Le présent, c'est que la jeune femme est en joie, eu égard à la libération de M. Lazarevic, son père. Or la phrase "Je ne vous verrai plus" est au futur et fait référence au passé. Monsieur le président Hollande n'est pas dans la situation présente, il est déjà dans le manque de la relation qui s'est liée entre elle et lui, au fil de l'attente de la libération du père.
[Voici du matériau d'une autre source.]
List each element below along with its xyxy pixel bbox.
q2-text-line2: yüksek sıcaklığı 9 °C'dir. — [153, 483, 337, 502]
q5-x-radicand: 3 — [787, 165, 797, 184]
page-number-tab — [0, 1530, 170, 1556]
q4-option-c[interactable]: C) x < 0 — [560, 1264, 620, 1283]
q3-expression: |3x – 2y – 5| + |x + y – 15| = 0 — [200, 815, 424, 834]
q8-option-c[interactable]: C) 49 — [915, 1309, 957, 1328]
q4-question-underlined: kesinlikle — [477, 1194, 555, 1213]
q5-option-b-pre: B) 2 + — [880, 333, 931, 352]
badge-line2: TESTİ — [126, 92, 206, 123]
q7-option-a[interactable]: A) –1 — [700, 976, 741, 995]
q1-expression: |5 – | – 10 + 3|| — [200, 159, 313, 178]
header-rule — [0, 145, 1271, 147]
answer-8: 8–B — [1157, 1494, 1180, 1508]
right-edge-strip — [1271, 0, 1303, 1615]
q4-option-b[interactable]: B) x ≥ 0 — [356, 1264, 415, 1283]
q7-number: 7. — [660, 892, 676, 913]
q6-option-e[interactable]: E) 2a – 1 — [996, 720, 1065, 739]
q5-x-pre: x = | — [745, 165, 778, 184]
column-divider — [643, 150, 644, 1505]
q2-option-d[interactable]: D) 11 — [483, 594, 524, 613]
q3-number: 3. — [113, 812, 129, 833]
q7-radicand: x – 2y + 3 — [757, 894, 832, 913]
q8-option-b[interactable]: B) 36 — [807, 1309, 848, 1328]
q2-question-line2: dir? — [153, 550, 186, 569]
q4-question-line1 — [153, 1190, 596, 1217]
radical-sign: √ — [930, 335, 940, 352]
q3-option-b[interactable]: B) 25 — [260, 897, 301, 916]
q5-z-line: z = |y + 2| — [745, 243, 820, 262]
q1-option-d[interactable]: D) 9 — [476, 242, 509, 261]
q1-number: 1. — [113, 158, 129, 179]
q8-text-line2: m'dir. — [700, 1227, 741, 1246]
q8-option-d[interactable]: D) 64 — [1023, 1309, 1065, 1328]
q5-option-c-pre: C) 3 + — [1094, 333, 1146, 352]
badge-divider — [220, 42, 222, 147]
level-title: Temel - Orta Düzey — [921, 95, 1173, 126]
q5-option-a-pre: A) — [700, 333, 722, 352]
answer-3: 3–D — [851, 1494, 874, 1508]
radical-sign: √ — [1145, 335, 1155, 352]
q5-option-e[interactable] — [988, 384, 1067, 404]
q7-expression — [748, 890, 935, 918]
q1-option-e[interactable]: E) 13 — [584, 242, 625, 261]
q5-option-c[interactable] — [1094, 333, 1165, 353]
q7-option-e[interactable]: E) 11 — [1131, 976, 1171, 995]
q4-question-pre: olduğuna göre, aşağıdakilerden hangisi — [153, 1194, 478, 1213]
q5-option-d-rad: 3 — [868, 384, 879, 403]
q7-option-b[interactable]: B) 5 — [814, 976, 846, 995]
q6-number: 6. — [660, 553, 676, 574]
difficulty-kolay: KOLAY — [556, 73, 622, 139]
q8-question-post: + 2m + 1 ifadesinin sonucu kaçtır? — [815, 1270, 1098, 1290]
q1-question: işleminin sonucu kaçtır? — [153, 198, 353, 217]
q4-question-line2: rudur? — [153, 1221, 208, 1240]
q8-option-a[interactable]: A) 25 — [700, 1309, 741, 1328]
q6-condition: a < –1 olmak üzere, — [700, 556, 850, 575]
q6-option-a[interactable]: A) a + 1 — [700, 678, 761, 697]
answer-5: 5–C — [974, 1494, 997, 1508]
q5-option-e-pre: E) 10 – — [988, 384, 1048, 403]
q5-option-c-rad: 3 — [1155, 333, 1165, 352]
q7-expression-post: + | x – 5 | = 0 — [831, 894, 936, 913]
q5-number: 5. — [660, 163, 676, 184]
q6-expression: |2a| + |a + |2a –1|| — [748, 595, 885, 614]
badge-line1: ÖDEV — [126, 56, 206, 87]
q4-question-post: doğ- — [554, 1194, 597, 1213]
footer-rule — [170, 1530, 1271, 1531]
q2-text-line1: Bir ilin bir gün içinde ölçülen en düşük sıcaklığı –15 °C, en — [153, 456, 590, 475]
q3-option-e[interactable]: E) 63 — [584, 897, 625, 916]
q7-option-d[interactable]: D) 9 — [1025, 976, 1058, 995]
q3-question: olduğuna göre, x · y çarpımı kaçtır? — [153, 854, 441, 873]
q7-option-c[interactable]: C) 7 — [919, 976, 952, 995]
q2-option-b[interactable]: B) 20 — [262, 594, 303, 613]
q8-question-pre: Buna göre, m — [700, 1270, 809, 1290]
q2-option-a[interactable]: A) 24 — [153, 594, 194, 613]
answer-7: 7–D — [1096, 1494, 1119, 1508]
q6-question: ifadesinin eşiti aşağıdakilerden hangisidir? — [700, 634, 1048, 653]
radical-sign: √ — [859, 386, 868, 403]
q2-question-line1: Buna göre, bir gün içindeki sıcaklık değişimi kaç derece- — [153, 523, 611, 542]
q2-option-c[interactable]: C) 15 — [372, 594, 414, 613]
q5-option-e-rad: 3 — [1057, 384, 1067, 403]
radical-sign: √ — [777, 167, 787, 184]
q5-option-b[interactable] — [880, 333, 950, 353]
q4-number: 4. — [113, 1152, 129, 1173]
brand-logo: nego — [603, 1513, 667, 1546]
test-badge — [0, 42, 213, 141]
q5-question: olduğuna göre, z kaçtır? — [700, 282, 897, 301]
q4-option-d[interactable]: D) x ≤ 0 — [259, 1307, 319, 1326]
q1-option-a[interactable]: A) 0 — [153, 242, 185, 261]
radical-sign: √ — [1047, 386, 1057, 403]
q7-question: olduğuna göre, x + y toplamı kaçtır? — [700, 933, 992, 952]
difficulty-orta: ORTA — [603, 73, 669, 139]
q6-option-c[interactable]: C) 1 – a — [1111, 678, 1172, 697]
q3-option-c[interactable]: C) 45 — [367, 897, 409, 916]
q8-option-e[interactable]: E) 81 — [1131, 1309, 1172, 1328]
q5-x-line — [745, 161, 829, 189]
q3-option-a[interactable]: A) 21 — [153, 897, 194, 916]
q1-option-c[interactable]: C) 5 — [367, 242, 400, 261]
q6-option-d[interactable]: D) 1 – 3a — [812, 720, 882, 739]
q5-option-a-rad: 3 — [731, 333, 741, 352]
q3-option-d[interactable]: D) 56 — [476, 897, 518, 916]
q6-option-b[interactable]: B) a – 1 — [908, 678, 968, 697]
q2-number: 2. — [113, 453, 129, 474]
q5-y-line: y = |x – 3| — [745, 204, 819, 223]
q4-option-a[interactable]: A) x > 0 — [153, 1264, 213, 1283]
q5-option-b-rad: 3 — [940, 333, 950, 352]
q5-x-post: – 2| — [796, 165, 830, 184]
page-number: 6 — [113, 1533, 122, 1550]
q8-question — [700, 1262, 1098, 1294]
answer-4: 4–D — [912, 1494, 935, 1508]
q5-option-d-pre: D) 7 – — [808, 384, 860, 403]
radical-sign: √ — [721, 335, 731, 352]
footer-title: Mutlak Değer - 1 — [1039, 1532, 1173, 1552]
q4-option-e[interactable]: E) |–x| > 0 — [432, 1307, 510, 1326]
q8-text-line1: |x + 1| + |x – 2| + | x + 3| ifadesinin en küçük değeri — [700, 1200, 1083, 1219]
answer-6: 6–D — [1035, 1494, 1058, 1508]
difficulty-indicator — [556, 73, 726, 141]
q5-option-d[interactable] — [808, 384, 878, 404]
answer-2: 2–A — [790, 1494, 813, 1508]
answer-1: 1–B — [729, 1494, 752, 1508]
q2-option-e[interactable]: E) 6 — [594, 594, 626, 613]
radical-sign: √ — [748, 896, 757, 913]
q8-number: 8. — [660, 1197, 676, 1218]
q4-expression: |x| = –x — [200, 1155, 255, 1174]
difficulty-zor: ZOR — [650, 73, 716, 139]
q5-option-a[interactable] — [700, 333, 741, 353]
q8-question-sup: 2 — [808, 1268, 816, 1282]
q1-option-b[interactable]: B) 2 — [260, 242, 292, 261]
Monsieur le président Hollande n'est pas dans le réel.
Le réel, c'est qu'il est président de la république française. On l'observe et on l'écoute, il a la plus haute fonction de l'état. Dans cette fonction publique, il est tenu d'avoir des réactions adaptées. Le réel serait de dire, par exemple, que le peuple français est heureux de ce dénouement ou que les enfants de France peuvent s'imaginer quelle joie ce doit être de revoir son père après trois ans de captivité ou tout simplement "Je suis très heureux pour vous".
Or le président n'est pas conscient qu'il doit rester dans le réel de sa fonction publique. Son inconscient a pris le dessus et le ramène à la souffrance du manque à venir. Et même si la phrase "Je ne vous verrai plus" est juste une manière détournée de faire un compliment à la jeune femme, ce n'est ni le lieu ni le moment.

zazen

Le principe de la méditation, c'est de revenir à l'activité mentale nommée perception. C'est elle qui va nous fournir les éléments du présent et du réel qui vont nous permettre de prendre de bonnes petites décisions et de réagir de manière adaptée aux situations.
Cette activité mentale de perception est une capacité que nous avons tous. Mais dès nos plus jeunes années, on nous a habitué à ne pas y rester. "Qu'est-ce que tu regardes ? Tu n'as pas mieux à faire ?" "Cesse de rêvasser" "Tu comptes les mouches ?".
Peu d'entre nous ont appris à utiliser de manière prolongée les sens physiologiques. C'est mal vu de juste respirer, juste regarder. Il faut faire des choses qui servent et que cela se voit; il faut faire preuve d'efficacité et tout de suite.
Or, comment prendre les bonnes décisions si on ne prend pas de temps ? Comment prendre les bonnes décisions si on ne fait confiance qu'au mental et qu'on se coupe de son corps et de l'environnement ?

Il n'est jamais trop tard pour réapprendre. Nous avons su le faire. Quand nous étions tout bébé, notre entourage s'extasiait devant nous et nous ne recevions que félicitations quand nous étions uniquement dans le ressenti. Nos proches nous qualifiaient alors de "sage".